Learn/GcodePilot/Connection & firmware
Machine Connection
At a glance
- GRBL 1.1 over USB serial; FluidNC (ESP32) over serial or WiFi — same protocol, one driver layer
- Machines using a GcodePilot post appear under Motion automatically, no separate setup
- Port, baud, and firmware are per-machine settings with live port enumeration
- Single-owner port arbitration — contention is a clear message, never a cryptic OS error
There is no separate "add a machine" step for machine control: any machine whose post declares
Controller: GcodePilot (the bundled GRBL and FluidNC posts do) shows up under MOTION as a
GcodePilot workspace, and stays a CAM post target at the same time.
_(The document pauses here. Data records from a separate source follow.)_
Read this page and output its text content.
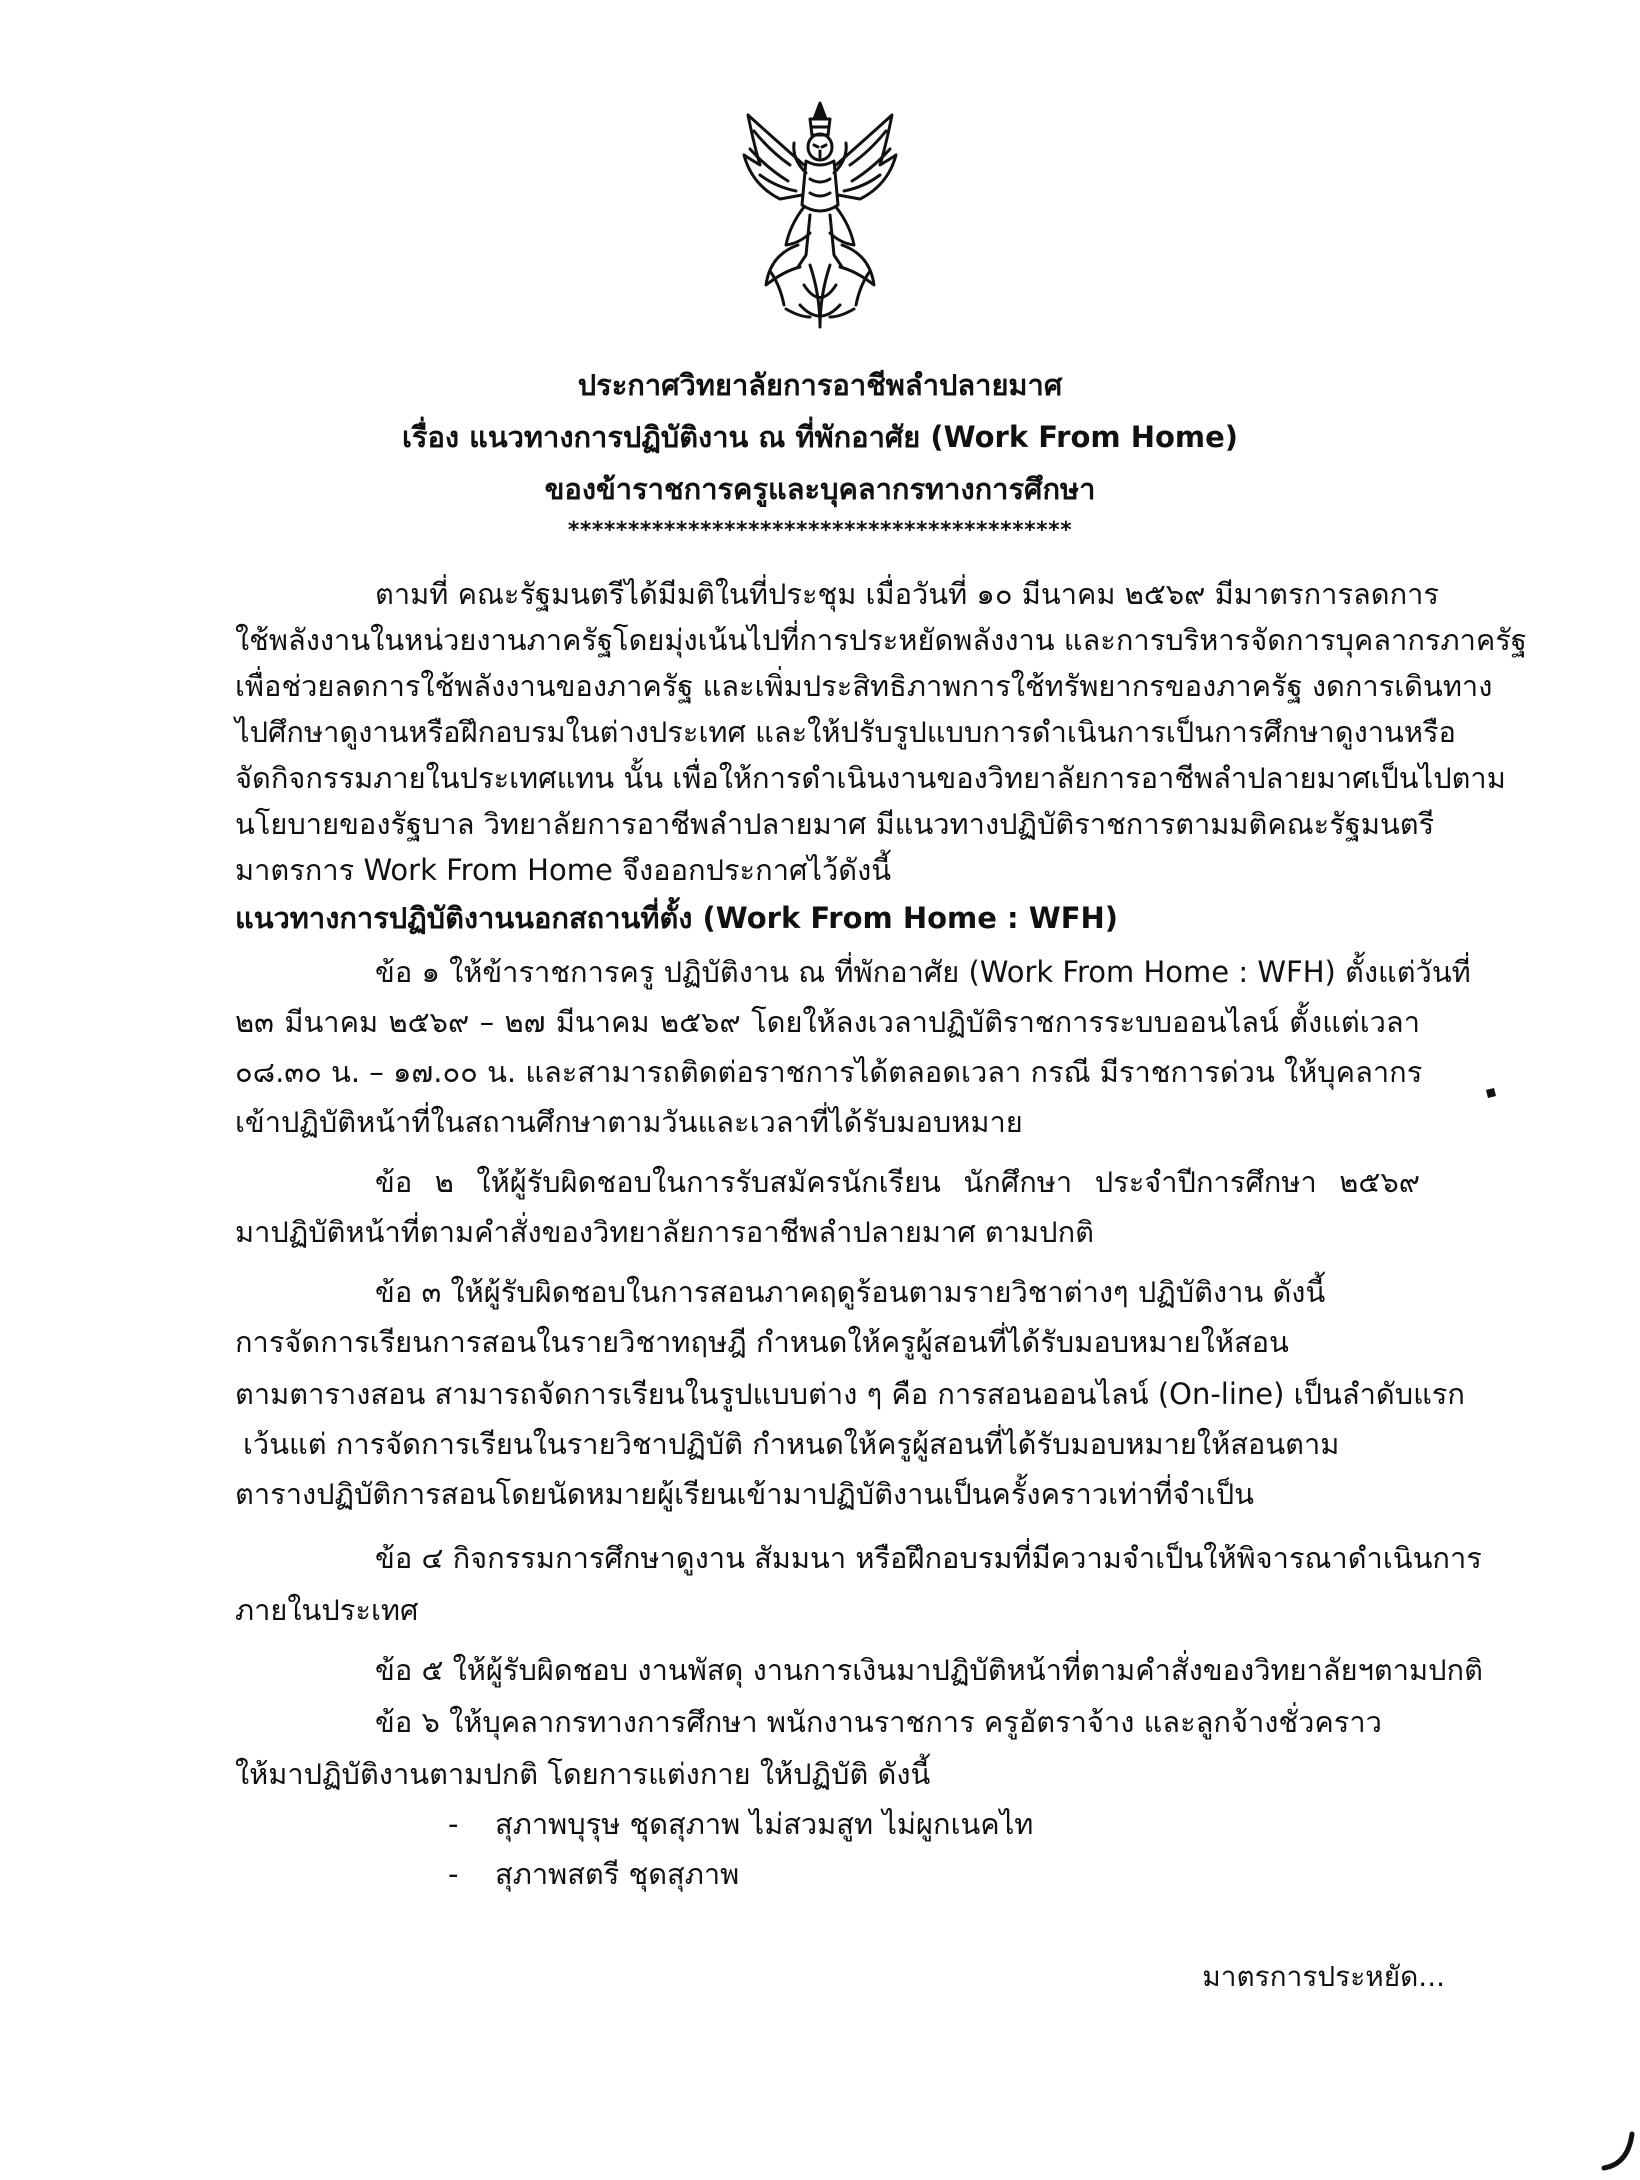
ประกาศวิทยาลัยการอาชีพลำปลายมาศ
เรื่อง แนวทางการปฏิบัติงาน ณ ที่พักอาศัย (Work From Home)
ของข้าราชการครูและบุคลากรทางการศึกษา
******************************************
ตามที่ คณะรัฐมนตรีได้มีมติในที่ประชุม เมื่อวันที่ ๑๐ มีนาคม ๒๕๖๙ มีมาตรการลดการ
ใช้พลังงานในหน่วยงานภาครัฐโดยมุ่งเน้นไปที่การประหยัดพลังงาน และการบริหารจัดการบุคลากรภาครัฐ
เพื่อช่วยลดการใช้พลังงานของภาครัฐ และเพิ่มประสิทธิภาพการใช้ทรัพยากรของภาครัฐ งดการเดินทาง
ไปศึกษาดูงานหรือฝึกอบรมในต่างประเทศ และให้ปรับรูปแบบการดำเนินการเป็นการศึกษาดูงานหรือ
จัดกิจกรรมภายในประเทศแทน นั้น เพื่อให้การดำเนินงานของวิทยาลัยการอาชีพลำปลายมาศเป็นไปตาม
นโยบายของรัฐบาล วิทยาลัยการอาชีพลำปลายมาศ มีแนวทางปฏิบัติราชการตามมติคณะรัฐมนตรี
มาตรการ Work From Home จึงออกประกาศไว้ดังนี้
แนวทางการปฏิบัติงานนอกสถานที่ตั้ง (Work From Home : WFH)
ข้อ ๑ ให้ข้าราชการครู ปฏิบัติงาน ณ ที่พักอาศัย (Work From Home : WFH) ตั้งแต่วันที่
๒๓ มีนาคม ๒๕๖๙ – ๒๗ มีนาคม ๒๕๖๙ โดยให้ลงเวลาปฏิบัติราชการระบบออนไลน์ ตั้งแต่เวลา
๐๘.๓๐ น. – ๑๗.๐๐ น. และสามารถติดต่อราชการได้ตลอดเวลา กรณี มีราชการด่วน ให้บุคลากร
เข้าปฏิบัติหน้าที่ในสถานศึกษาตามวันและเวลาที่ได้รับมอบหมาย
ข้อ ๒ ให้ผู้รับผิดชอบในการรับสมัครนักเรียน นักศึกษา ประจำปีการศึกษา ๒๕๖๙
มาปฏิบัติหน้าที่ตามคำสั่งของวิทยาลัยการอาชีพลำปลายมาศ ตามปกติ
ข้อ ๓ ให้ผู้รับผิดชอบในการสอนภาคฤดูร้อนตามรายวิชาต่างๆ ปฏิบัติงาน ดังนี้
การจัดการเรียนการสอนในรายวิชาทฤษฎี กำหนดให้ครูผู้สอนที่ได้รับมอบหมายให้สอน
ตามตารางสอน สามารถจัดการเรียนในรูปแบบต่าง ๆ คือ การสอนออนไลน์ (On-line) เป็นลำดับแรก
เว้นแต่ การจัดการเรียนในรายวิชาปฏิบัติ กำหนดให้ครูผู้สอนที่ได้รับมอบหมายให้สอนตาม
ตารางปฏิบัติการสอนโดยนัดหมายผู้เรียนเข้ามาปฏิบัติงานเป็นครั้งคราวเท่าที่จำเป็น
ข้อ ๔ กิจกรรมการศึกษาดูงาน สัมมนา หรือฝึกอบรมที่มีความจำเป็นให้พิจารณาดำเนินการ
ภายในประเทศ
ข้อ ๕ ให้ผู้รับผิดชอบ งานพัสดุ งานการเงินมาปฏิบัติหน้าที่ตามคำสั่งของวิทยาลัยฯตามปกติ
ข้อ ๖ ให้บุคลากรทางการศึกษา พนักงานราชการ ครูอัตราจ้าง และลูกจ้างชั่วคราว
ให้มาปฏิบัติงานตามปกติ โดยการแต่งกาย ให้ปฏิบัติ ดังนี้
- สุภาพบุรุษ ชุดสุภาพ ไม่สวมสูท ไม่ผูกเนคไท
- สุภาพสตรี ชุดสุภาพ
มาตรการประหยัด...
The machine's Connection settings
hold the serial Port (enumerated live from what's plugged in), Baud (115200 default), and the
firmware — auto-detected from the selected post, so picking a FluidNC post puts the machine on the
FluidNC driver. Connect from the workspace toolbar.
GRBL and FluidNC
GRBL 1.1 over USB serial is the reference target. FluidNC (ESP32) keeps GRBL's runtime protocol — the
same status reports, acks, jogging, and realtime bytes — so the FluidNC driver inherits the whole GRBL
runtime and adds what's actually different: a USB Serial or WiFi transport choice (WiFi is telnet
to a host/IP you enter), config.yaml configuration, and the plasma AVTHC features. The bundled
"noradio" serial firmware builds are the recommended images because they include firmware-native
jogging; WiFi builds work too and fall back to host-planned jog automatically. See
Firmware Settings for how configuration reaches each firmware.
One owner per port
Every part of the app that opens a serial port — the connection, the firmware flasher — goes through a single-owner arbiter, so grabbing a port that's already in use produces a plain-language message naming the holder instead of a cryptic OS access error. Once connected, the connection badge's menu is the hub for the rest: the Serial Monitor on any firmware, plus the FluidNC config push/edit and reboot actions. A job runs in the background, so switching workspaces or setting up the next cut never drops the stream.